Opera director András Almási-Toth’s whimsical updating of an early Baroque opera by Antonio Cesti switches the composer’s L'Orontea from Ancient Greece to 2016, featuring a cadre of millennials, digital devices in hand, discussing the virtues and vagaries of love. Shunning the naysayers of intrepid anachronism, Almási-Toth’s highly entertaining, eye-popping production artfully complemented Cesti’s florid score with tantalizing 21st-century references.

Gyula Rab (Alidoro) and Judit Anna Kiss (Aristea) © Gabor Kotschy
Gyula Rab (Alidoro) and Judit Anna Kiss (Aristea)
© Gabor Kotschy

L'Orontea, with an amusing but often confusing plot not unlike the socially forthright plays of Molière, was presented in the Franz Liszt Academy as part of the ongoing Budapest Spring Festival. For this special production, István Rózsa’s set design was an ultra-stylized underwear boutique filled with colourful bras fitted onto headless white mannequins. And front and center were the giant lucite letters: L O V E (with a tilted O), echoing an American advertising graphic from the 1980s. The letters were utilized throughout the production as moveable furniture.

To sing of both the praise and the purgatory of L O V E, a cast of eleven singers, headed up by soprano Emőke Baráth as Orontea, the Queen of Egypt. The character has a conundrum in order to properly carry out her royal duties. As a centerpoint amongst a whirling circle of sparring couples, she must decide whether or not to find her King.

The cast was a mix of Hungarian and international singers, six of whom are students at the Academy. Though that provided an unpredictable mix of vocal acumen, all of them injected maximum energy into the vocal and theatrical tasks and brandished excellent, clear Italian pronunciation that was uttered as if it were their native language. Thanks to superb stage direction, the choreography of bodies flowed organically with action informed by the meaning of the words.

In the title role, Baráth’s jewel-toned soprano had plenty of gems to sing: she sailed through aria after aria with sweet tone, nuanced acting, and a crystal-clear command of the continuum of fioritura. Her Act III aria was a major hit in the late 1600s: “Intorno, all’idol mio” (Around my idol), which she sings to Alidoro, her enigmatic suitor, as he sleeps. While the Queen’s character profile was more serious than the others’, Almási-Toth had her step out of those boundaries for a hilarious Joan Crawford moment – an eyeball-rolling hissy-fit of jealousy, underscored by frenzied violins and a wildly deranged harpsichord sequence.

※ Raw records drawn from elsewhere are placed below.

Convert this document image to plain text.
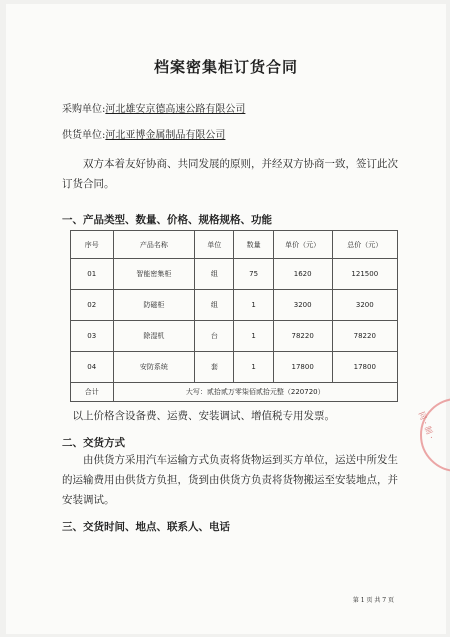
档案密集柜订货合同
采购单位:河北雄安京德高速公路有限公司
供货单位:河北亚博金属制品有限公司
双方本着友好协商、共同发展的原则，并经双方协商一致，签订此次订货合同。
一、产品类型、数量、价格、规格规格、功能
序号	产品名称	单位	数量	单价（元）	总价（元）
01	智能密集柜	组	75	1620	121500
02	防磁柜	组	1	3200	3200
03	除湿机	台	1	78220	78220
04	安防系统	套	1	17800	17800
合计	大写：贰拾贰万零柒佰贰拾元整（220720）				
以上价格含设备费、运费、安装调试、增值税专用发票。
二、交货方式
由供货方采用汽车运输方式负责将货物运到买方单位，运送中所发生的运输费用由供货方负担，货到由供货方负责将货物搬运至安装地点，并安装调试。
三、交货时间、地点、联系人、电话
第 1 页 共 7 页
同 · 制 ·
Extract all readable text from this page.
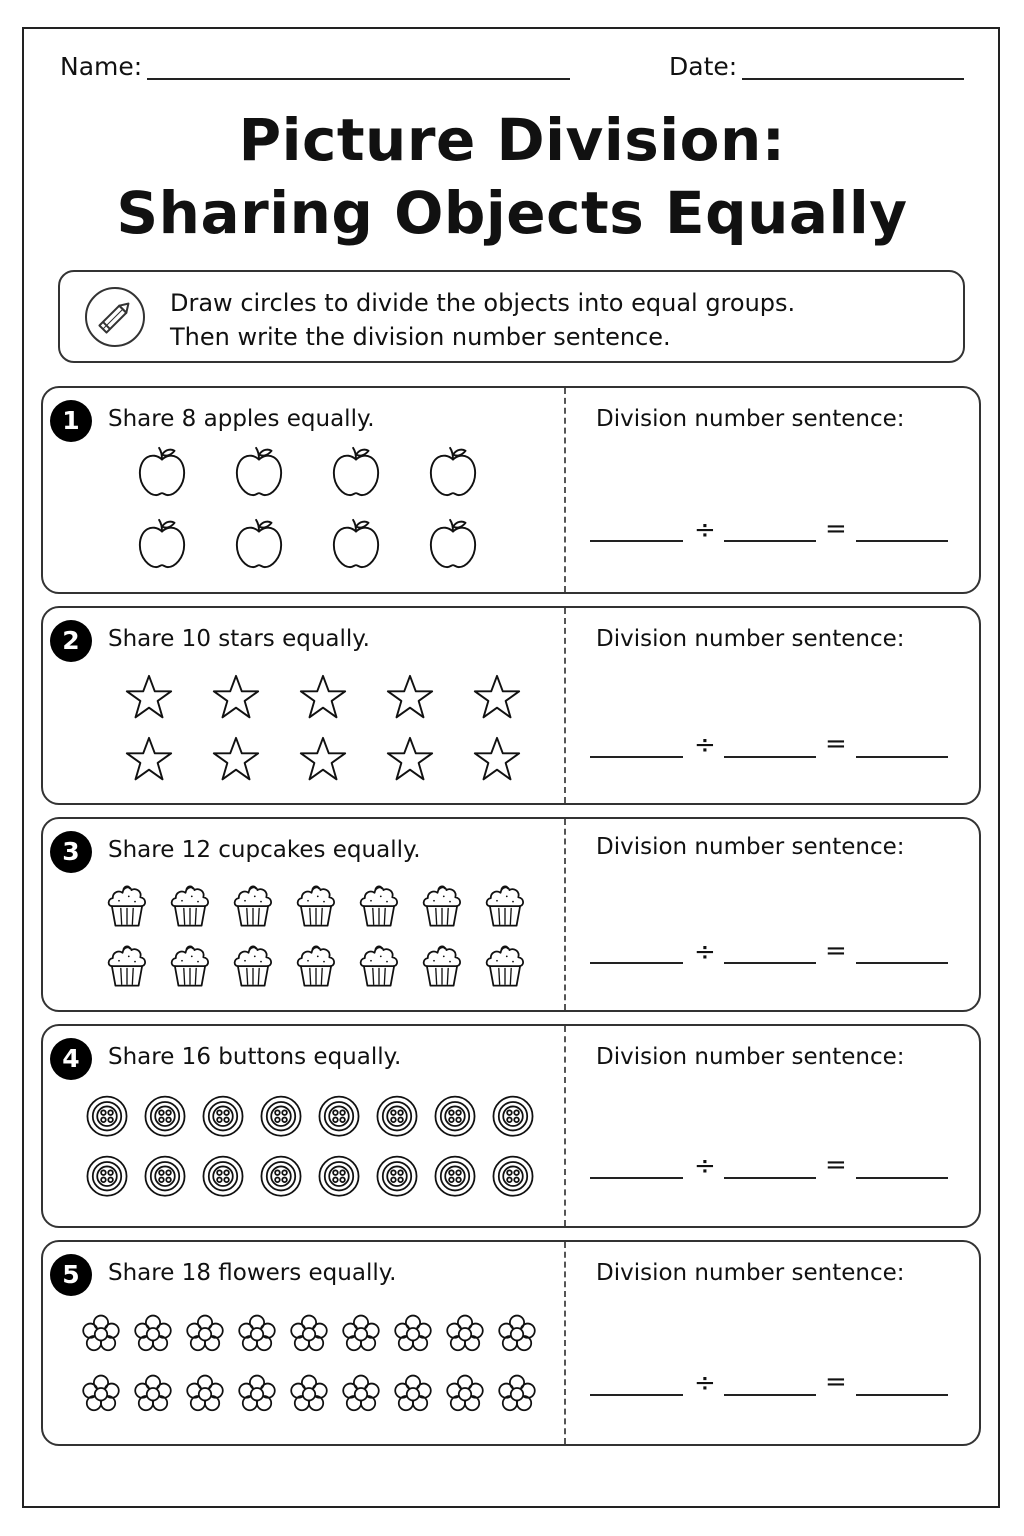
Name:	Date:
Picture Division:
Sharing Objects Equally
Draw circles to divide the objects into equal groups.
Then write the division number sentence.
1	Share 8 apples equally.	Division number sentence:
÷	=
2	Share 10 stars equally.	Division number sentence:
÷	=
3	Share 12 cupcakes equally.	Division number sentence:
÷	=
4	Share 16 buttons equally.	Division number sentence:
÷	=
5	Share 18 flowers equally.	Division number sentence:
÷	=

Julia Hajnóczy (Silandra) and Gyula Rab (Alidoro) © Gabor Kotschy
Julia Hajnóczy (Silandra) and Gyula Rab (Alidoro)
© Gabor Kotschy

Tenor Gyula Rab was outstanding as Alidoro, a pivotal role requiring irresistible protagonist charisma. His effortless delivery of countless recitatives and superbly acted responses to various females as they lusted after him (including his own mother) easily commanded the stage. From his first entrance as a wounded warrior that got Orontea’s initial attention to his final comic moments as her newly-appointed King, Rab’s lucid vocalism and natural acting makes this young artist one to watch for.

Ayane Imai as Amor was styled as a cheery, chirpy Cupid, sporting a Roy Lichtenstein graphic print skirt and an Animé-style wig. Although she sang admirably in the prologue and briefly at the end, her role was largely silent: flitting about the stage, using mime and balletic action as clever visual devices. Countertenor György Philipp, as courtier Corindo, used his wide-ranged voice to achieve a Jekyll—Hyde personality, alternating between sweet tender airs to maniacal rages, with dollops of comic narcissism.

Imai Ayane (Amore) © Gabor Kotschy
Imai Ayane (Amore)
© Gabor Kotschy

Soprano Julia Hajnóczy had the lion’s share of soprano arias as the courtesan Silandra, as she swung between two different love interests with whom she also sang many duets. Hers is a young and pretty voice with wonderful potential; similarly, contralto Judit Anna Kiss, as Alidoro’s step-mother Aristea, revealed an exceptionally wide-ranged and powerful instrument in addition to a talent for comedy. As Philosophy and Creonte, soprano Theodora Raftis and baritone Attila Erdös respectively, shone vocally and dramatically in their characters as the Queen’s advisors.

At the musical helm was period music specialist and cellist Balázs Máté, who assembled a wondrous chamber orchestra that included a dulcian, recorders, shawms, archlute, Baroque guitar and violins, in addition to the more exotic basso di violino, viola da gamba lironata, and violone (the Baroque five-string bass). The results were dynamic, full-spectrum reedy textures, punctuated by a plummy deep bass resonance that hit the ear with a deliciously vigorous punch.

Máté kept the tempos at just the right notch to serve the singers’ coloratura and the life-force of the organism. Choreographer Noémi Kulcsár’s use of disco dance, hand jive, and contemporary street styles was cleverly woven in and among the many arias and instrumental interludes, helping to create an effervescent flow of events.

It’s a shame that this sparkling version of L'Orontea was only performed twice. It has the charm of the old and the pizzazz of the new that could have a viable future together.